Ce n'est certes pas facile... Les religions et les idéologies — anciennes et modernes — se défendent et se défendent bien, parfois par des moyens qui ne respectent pas la dignité de l'homme. La force est indispensable pour les contrer, pour les convaincre d'erreur et pour en venir à bout. On comprend alors pourquoi le personnage d'Esaïe compare sa bouche à une épée. Le combat s'impose si on veut affirmer la vérité contre tous les mensonges. Il y aura fatalement un affrontement, une lutte, un corps à corps souvent difficile avec tout ce qui asservit les hommes, avec tout ce qui leur enlève leur liberté.

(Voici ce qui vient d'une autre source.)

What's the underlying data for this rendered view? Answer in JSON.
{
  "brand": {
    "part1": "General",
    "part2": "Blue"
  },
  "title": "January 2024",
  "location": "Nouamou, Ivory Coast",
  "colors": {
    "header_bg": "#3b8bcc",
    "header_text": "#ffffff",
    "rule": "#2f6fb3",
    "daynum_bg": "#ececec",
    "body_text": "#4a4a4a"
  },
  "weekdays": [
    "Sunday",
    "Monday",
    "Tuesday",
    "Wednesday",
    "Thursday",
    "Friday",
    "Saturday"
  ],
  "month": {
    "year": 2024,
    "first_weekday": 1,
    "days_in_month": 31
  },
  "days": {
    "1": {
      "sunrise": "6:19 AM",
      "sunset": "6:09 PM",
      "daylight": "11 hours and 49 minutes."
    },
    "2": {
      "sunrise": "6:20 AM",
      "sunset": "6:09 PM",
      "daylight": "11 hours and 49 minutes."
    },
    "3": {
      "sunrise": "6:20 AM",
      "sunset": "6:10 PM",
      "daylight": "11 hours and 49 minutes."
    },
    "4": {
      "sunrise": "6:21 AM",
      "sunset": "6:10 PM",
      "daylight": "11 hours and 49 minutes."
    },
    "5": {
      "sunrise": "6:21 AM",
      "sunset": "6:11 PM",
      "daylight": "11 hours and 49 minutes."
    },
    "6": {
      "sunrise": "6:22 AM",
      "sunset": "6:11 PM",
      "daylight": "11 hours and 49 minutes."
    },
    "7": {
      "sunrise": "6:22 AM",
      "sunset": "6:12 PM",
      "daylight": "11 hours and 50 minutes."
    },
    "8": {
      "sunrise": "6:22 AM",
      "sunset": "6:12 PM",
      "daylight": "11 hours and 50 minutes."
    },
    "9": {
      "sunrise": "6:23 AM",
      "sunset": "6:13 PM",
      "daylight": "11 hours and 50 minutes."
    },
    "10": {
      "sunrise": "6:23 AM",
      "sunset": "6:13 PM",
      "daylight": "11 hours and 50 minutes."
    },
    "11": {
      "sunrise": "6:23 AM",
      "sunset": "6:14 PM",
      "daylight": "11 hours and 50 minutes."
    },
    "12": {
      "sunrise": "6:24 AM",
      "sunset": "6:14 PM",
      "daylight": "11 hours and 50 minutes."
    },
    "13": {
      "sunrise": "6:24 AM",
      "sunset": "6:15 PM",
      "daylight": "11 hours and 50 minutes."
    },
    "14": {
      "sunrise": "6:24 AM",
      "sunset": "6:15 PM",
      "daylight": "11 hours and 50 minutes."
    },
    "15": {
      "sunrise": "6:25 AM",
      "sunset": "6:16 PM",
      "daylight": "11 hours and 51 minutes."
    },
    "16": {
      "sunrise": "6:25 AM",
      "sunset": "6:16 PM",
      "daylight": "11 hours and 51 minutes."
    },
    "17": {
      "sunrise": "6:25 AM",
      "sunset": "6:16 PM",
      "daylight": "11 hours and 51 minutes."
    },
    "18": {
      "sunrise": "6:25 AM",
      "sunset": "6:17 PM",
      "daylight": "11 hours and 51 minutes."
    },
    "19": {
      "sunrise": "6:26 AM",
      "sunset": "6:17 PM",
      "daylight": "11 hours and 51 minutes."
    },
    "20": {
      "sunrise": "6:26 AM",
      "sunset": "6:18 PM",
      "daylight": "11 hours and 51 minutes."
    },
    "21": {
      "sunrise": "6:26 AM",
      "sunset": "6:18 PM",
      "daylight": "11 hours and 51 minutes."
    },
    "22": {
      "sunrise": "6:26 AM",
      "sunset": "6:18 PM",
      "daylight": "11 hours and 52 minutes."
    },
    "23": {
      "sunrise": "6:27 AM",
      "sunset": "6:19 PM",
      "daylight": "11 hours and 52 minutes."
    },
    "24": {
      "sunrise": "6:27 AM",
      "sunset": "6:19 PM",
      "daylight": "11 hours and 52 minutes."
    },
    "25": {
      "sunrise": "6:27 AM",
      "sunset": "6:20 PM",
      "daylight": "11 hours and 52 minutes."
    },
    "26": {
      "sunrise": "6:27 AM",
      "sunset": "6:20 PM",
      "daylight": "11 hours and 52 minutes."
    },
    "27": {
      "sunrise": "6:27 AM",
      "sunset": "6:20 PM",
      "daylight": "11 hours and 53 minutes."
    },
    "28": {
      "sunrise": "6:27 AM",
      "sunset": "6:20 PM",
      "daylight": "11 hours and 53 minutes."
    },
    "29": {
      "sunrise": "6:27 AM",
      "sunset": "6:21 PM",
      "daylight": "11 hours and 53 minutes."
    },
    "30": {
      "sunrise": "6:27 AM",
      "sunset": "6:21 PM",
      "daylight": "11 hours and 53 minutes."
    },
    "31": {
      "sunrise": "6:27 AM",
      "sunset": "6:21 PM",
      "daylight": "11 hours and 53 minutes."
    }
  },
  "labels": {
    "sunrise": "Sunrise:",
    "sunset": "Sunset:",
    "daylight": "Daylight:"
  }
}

Libérer les hommes signifie qu'on repousse tout ce qui les écrase, tout ce qui les diminue. Ce combat est d'autant plus rude que souvent les hommes consentent à ce qui les rend esclaves, ils se plaisent à leur servitude, ils prennent pour vérité toutes les faussetés qu'on leur fait croire. Pensons à ces millions de personnes prisonnières du bouddhisme, prisonnières de l'Islam, prisonnières des sectes de toute espèce. Elles le resteront, si la puissance de Dieu n'agit pas avec nous, si notre bouche disant la Parole de Dieu ne ressemble pas à une épée.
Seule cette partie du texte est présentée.